Override caveat: a custom_prices entry fully replaces the default for that model - it is not merged field by field. Omitting requires_pro in a custom override therefore resets it to false, even when the model is flagged Pro by default. Set requires_pro: true explicitly when overriding the pricing of a Pro model.

Model Categories (Free / Paid / Pro)

The model picker shows filter tabs - [1] All, [2] Free, [3] Paid, [4] Pro - and groups models into three disjoint categories:

Category	Meaning
Free	No per-token cost and not gated behind a Pro subscription.
Paid	Billed per token.
Pro	Gated behind a paid Pro subscription (`requires_pro: true`).

Pro is an axis orthogonal to price: an Ollama Cloud Pro model has no per-token cost but is not free, so it is labelled pro subscription rather than free. The marker appears both in the picker rows and in /model autocomplete descriptions:

ollama_cloud/deepseek-v4-pro   (1M, pro subscription)
ollama_cloud/deepseek-v4-flash (1M, pro subscription)
ollama_cloud/deepseek-v3.2     (128K, free)
deepseek/deepseek-v4-pro       (1M, $1.74/$3.48 per MTok)

ollama_cloud/deepseek-v4-pro and ollama_cloud/deepseek-v4-flash are flagged Pro by default. This default Pro set is maintainer-curated (Ollama publishes no stable per-model tier badge) and fully overridable through custom_prices - set requires_pro: true to gate additional models, or override a default Pro model as shown above.

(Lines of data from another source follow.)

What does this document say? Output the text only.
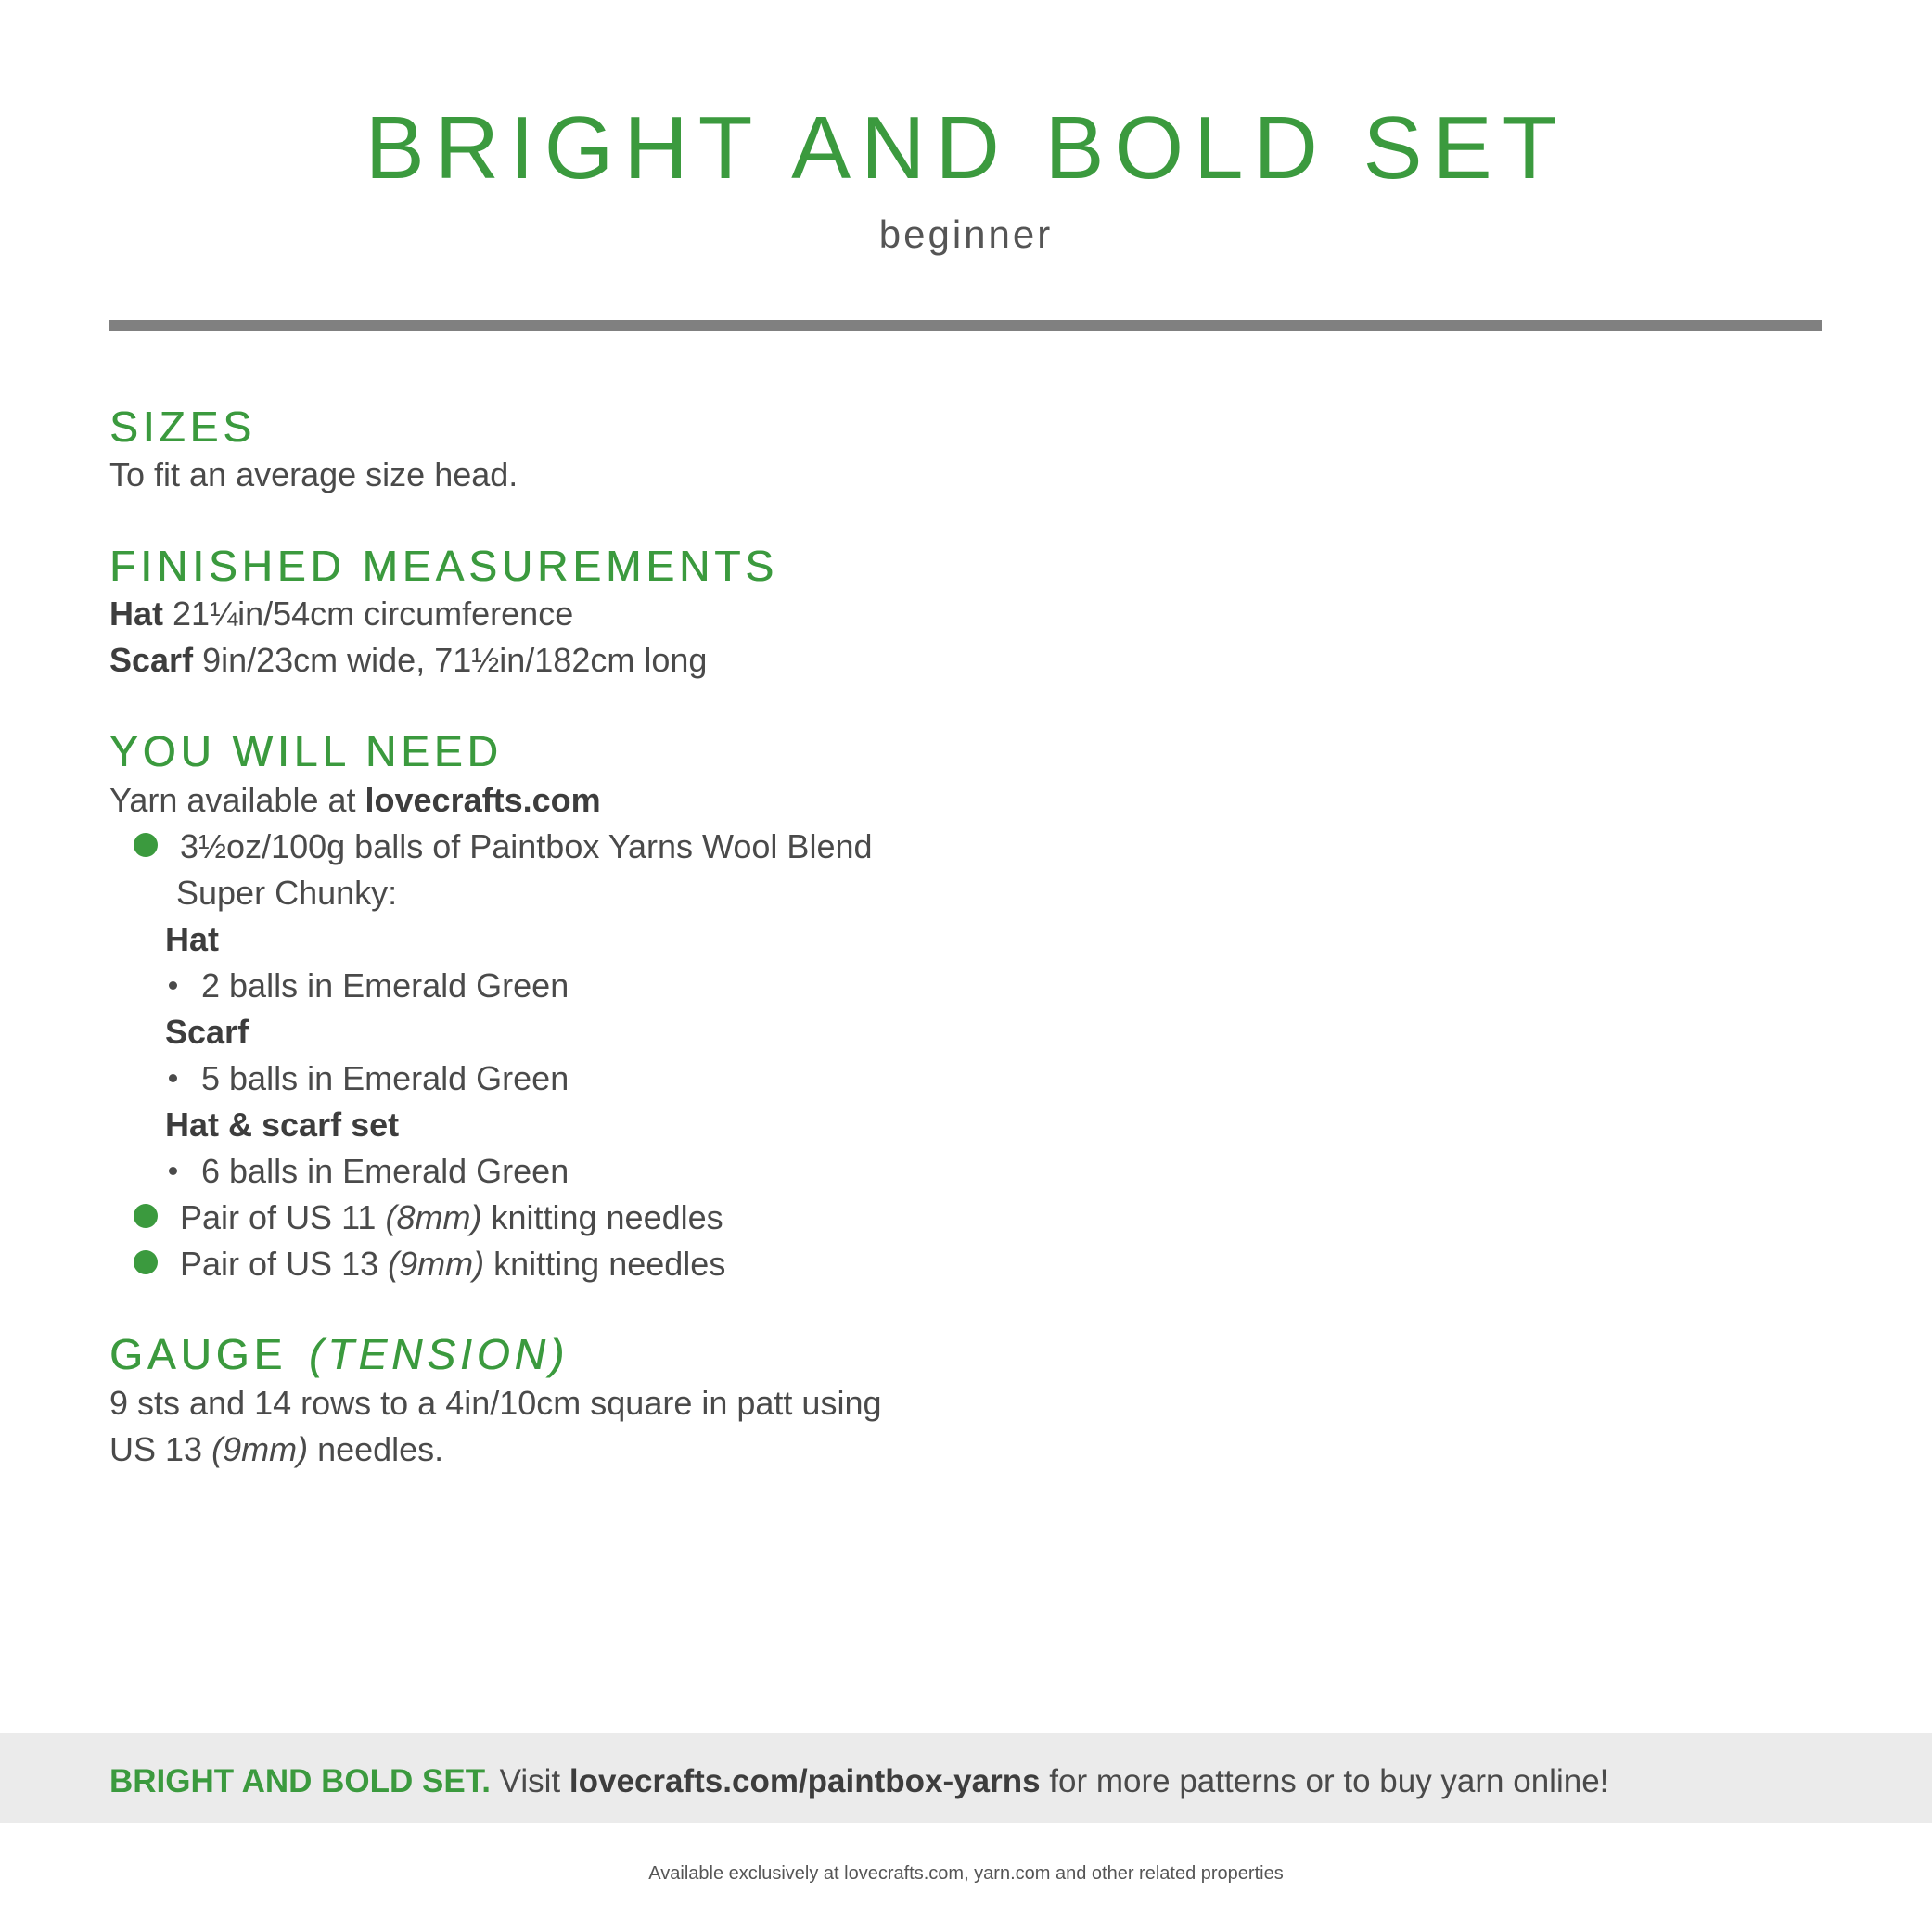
BRIGHT AND BOLD SET
beginner
SIZES
To fit an average size head.
FINISHED MEASUREMENTS
Hat 21¼in/54cm circumference
Scarf 9in/23cm wide, 71½in/182cm long
YOU WILL NEED
Yarn available at lovecrafts.com
3½oz/100g balls of Paintbox Yarns Wool Blend
Super Chunky:
Hat
2 balls in Emerald Green
Scarf
5 balls in Emerald Green
Hat & scarf set
6 balls in Emerald Green
Pair of US 11 (8mm) knitting needles
Pair of US 13 (9mm) knitting needles
GAUGE (TENSION)
9 sts and 14 rows to a 4in/10cm square in patt using
US 13 (9mm) needles.
BRIGHT AND BOLD SET. Visit lovecrafts.com/paintbox-yarns for more patterns or to buy yarn online!
Available exclusively at lovecrafts.com, yarn.com and other related properties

Model Thinking Visualization

Collapsible thinking blocks for models that support thinking (Claude, o1, etc.).

Features:

Collapsible blocks with first sentence preview
Ctrl+K keyboard shortcut to toggle
Theme-aware styling
Performance optimization (long thinking blocks collapsed by default)

Usage:

bash

infer chat
# Ask complex question requiring reasoning
> "Design a scalable microservices architecture for e-commerce"
# Model's thinking process displayed in collapsible blocks
# Press Ctrl+K to expand/collapse thinking

Conversation Management

Storage Backends:

SQLite (default): .infer/conversations.db
PostgreSQL: Shared team database
Redis: High-performance caching
JSONL: Append-only files under .infer/conversations/
Cloudflare D1: External SQLite over Cloudflare's HTTP query API
In-memory: Temporary sessions

Features:

Automatic conversation history
AI-generated titles (batch: 10 messages)
Token optimization with compaction
Backend-agnostic inspection via the storage layer (works the same across jsonl, sqlite, postgres, redis, d1, and memory)

Subcommands:

list: List saved conversations with metadata (id, title, message/request counts, tokens, cost).
show <session-id>: Print a single conversation's entries in chronological order (role, timestamp, content, and tool_call_id for tool results).

show flags:

--include-hidden: Include entries persisted as hidden - system reminders, plan-approval prompts, drained background-task results, and the synthetic verify message injected by infer agent. Off by default.
--format text|json: text (default) is human-readable; json emits one JSON object per line (NDJSON), matching the infer agent stdout shape for piping into jq or log scrapers.

Session id resolution:

<session-id> is resolved the same way as infer agent --session-id: a literal UUID is used as-is, while any other value is treated as a session group key and resolved to that group's current session id (registering the group if it is new). This means you can show a conversation by group name such as channel-telegram-12345.

Commands:

bash

# List conversations to find a session id
infer conversations list

# Show a conversation's entries (hidden entries omitted by default)
infer conversations show 12345678-1234-1234-1234-123456789abc

# Show by session group name (for example a channel group key)
infer conversations show channel-telegram-12345

# Include hidden entries such as system reminders
infer conversations show <session-id> --include-hidden

# One JSON object per line for piping into jq
infer conversations show <session-id> --format json | jq .

Cloudflare D1 backend

Cloudflare D1 is an external, SQLite-compatible store the CLI writes to over D1's HTTP query API. It is built for ephemeral CI runners (for example a headless infer agent on GitHub Actions): unlike sqlite, jsonl, and memory - which live on the runner's disk and are wiped on recycle - D1 persists off-runner and stays readable by the gateway through its native binding. Unlike postgres and redis, it needs no wire-protocol connection, just HTTPS.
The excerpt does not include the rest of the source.